The two women frown at each other.

"Is the future a lot like that?" Jenny asks. By force of habit, I run my hand over my head. Finding nothing but skin, I settle instead to rub my eyes.

I pinch my eyebrows together, "Lately."

The elevator jolts to a stop, and through the interlocking metal, I see nothing but green. The dry, fresh air upstairs hadn't even registered until now, when the air hangs heavy and humid. When we step out into the green, they go ahead of me, gliding through the leaves and around hidden branches like they've practiced this course blindfolded. I try to mirror their movements, but our considerable height differences is something that went unaccounted for. stiff leaves they push back snap back and slap me in the face.

"Wouldn't it bad to keep machinery in here?" I ask timidly, dodging a spider web. "Couldn't it catch on fire?"

"I'm sure it could, if there was machinery in here."

"Well what did you mean by 'weapon' then?"

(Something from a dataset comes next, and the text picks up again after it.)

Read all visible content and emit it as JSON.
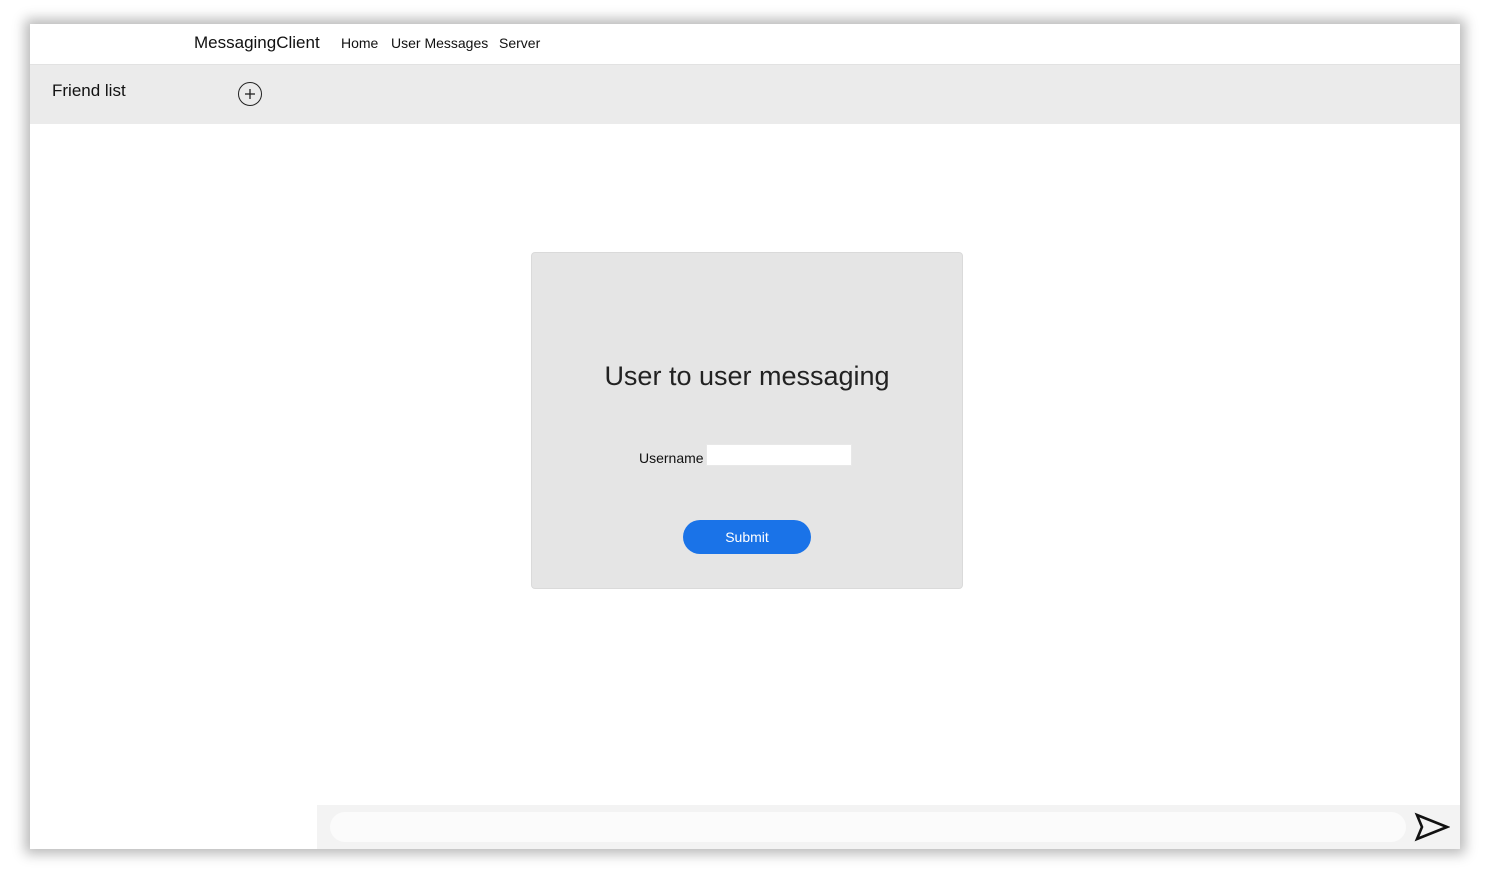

"And here we are." Madame Vastra steps aside to reveal what looks like a vine, hung up against a concrete wall covered in ivy. It should be a vine. But it shimmers as though looking through a heat wave, and glints in non-existent fluorescent light.

"Is this it?" I question.

Jenny nods at me. I guess my job now is to inspect it and... what, help them? How? I can't even help myself.

Calm down, Irene.

I think of Wesleigh, back home. He's always so calm and collected in the face of stress. That's how I have to be now. What would Wesleigh do?

Wesleigh always starts with the basics. That's what he did when I accidentally broke his mom's mixer. I cringe at the memory. What are the basics? This is the weapon they said was stolen. So why is it still here?